Le scénario apocalyptique et hypothétique qui doit toutefois être gardé à l’esprit est le risque de fichage des opinions avec un score social à l’appui. Ceci pourrait amener au silence sur Internet par peur de représailles. Ce serait une sorte de permis à points sur Internet dont les règles seraient opaques. En effet mêler à terme identité numérique et portefeuille numérique est dangereux. Il serait ainsi facilement possible d’interdire un achat dans la vie courante si son compte a été suspendu pour différentes raisons (opinions émises sur un réseau social allant à l’encontre de la doxa, ne pas être à jour de ses vaccins même expérimentaux, avoir épuisé sa consommation carbone, etc.).
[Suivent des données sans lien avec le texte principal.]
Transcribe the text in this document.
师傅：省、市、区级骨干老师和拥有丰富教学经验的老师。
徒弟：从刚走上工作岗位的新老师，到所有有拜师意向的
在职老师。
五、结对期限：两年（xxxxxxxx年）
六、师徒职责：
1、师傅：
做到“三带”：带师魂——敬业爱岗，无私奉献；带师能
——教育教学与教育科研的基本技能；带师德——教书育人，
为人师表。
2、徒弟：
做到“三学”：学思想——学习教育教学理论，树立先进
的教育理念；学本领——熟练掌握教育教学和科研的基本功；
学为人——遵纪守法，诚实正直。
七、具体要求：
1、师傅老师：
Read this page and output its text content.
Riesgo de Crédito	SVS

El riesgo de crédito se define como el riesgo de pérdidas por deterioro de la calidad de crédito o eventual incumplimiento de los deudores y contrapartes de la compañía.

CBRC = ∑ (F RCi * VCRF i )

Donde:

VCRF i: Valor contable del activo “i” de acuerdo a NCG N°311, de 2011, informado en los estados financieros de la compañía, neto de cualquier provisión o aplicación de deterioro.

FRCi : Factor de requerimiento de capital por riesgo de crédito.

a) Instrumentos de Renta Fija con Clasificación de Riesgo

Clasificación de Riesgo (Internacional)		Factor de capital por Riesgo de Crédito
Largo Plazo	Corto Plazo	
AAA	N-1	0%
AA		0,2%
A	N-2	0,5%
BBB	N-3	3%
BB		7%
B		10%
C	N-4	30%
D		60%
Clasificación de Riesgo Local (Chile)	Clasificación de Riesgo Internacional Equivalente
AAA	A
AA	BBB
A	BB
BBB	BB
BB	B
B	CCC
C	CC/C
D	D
Nous ne serions plus maîtres de nos vies mais soumis à une volonté qui pourrait être supra-étatique.

Nous avons en somme un double risque : en même temps la mise en place progressive d’une cybersurveillance de masse à la chinoise et des informations personnelles revendues sur le dark web avec les fuites de données, lequel va bien se porter. Les conséquences seraient graves pour les citoyens dans la vie physique.

Enfin, la rapidité du calendrier interroge car la mesure est souhaitée pour la rentrée alors même que les élections présidentielles se déroulent l’année suivante.

Un combat récurrent à mener pour les libertés dans le cadre du droit positif

J’avais déjà alerté quant à cette fausse bonne idée d’interdiction des réseaux sociaux aux moins de 15 ans.

Nous avions en outre co-signé une tribune dans Les Echos pour alerter Du DSA à ChatControl : nous courons un risque de société orwellienne avec pensée officielle. Dans celle-ci nous rappelions les fondamentaux « La liberté d’expression est le socle de toute démocratie. L’article 11 de la Déclaration des Droits de l’Homme et du Citoyen de 1789 dispose « La libre communication des pensées et des opinions est un des droits les plus précieux de l’homme : tout citoyen peut donc parler, écrire, imprimer librement, sauf à répondre de l’abus de cette liberté dans les cas déterminés par la loi. La loi du 29 juillet 1881 sur la liberté de la presse a réaffirmé le principe de liberté d’expression. » Cette loi en préparation sera inconstitutionnelle. Mais la séparation des pouvoirs, chère à Montesquieu et décrite dans L’esprit des lois, est-elle encore vraiment assurée quand on constate la connivence entre Renaissance et le RN pour la nomination du président du Conseil constitutionnel ?

Les solutions sont pourtant simples pour protéger les mineurs sans supprimer les libertés des adultes :

  • systèmes de contrôle parental renforcés (avec des outils intégrés aux App, un rattachement aux comptes de la famille avec un dialogue parents-enfants) ;
  • éducation au numérique à ses opportunités et ses risques (gestion du temps derrière les écrans, risques psychologiques) ;
  • obligations légères pour les plateformes plutôt que pour les citoyens, par exemple pour la création de compte ;
  • développement d’activités hors ligne (discussions, promenade, activités sportives et culturelles) pour lutter contre l’isolement avec les écrans.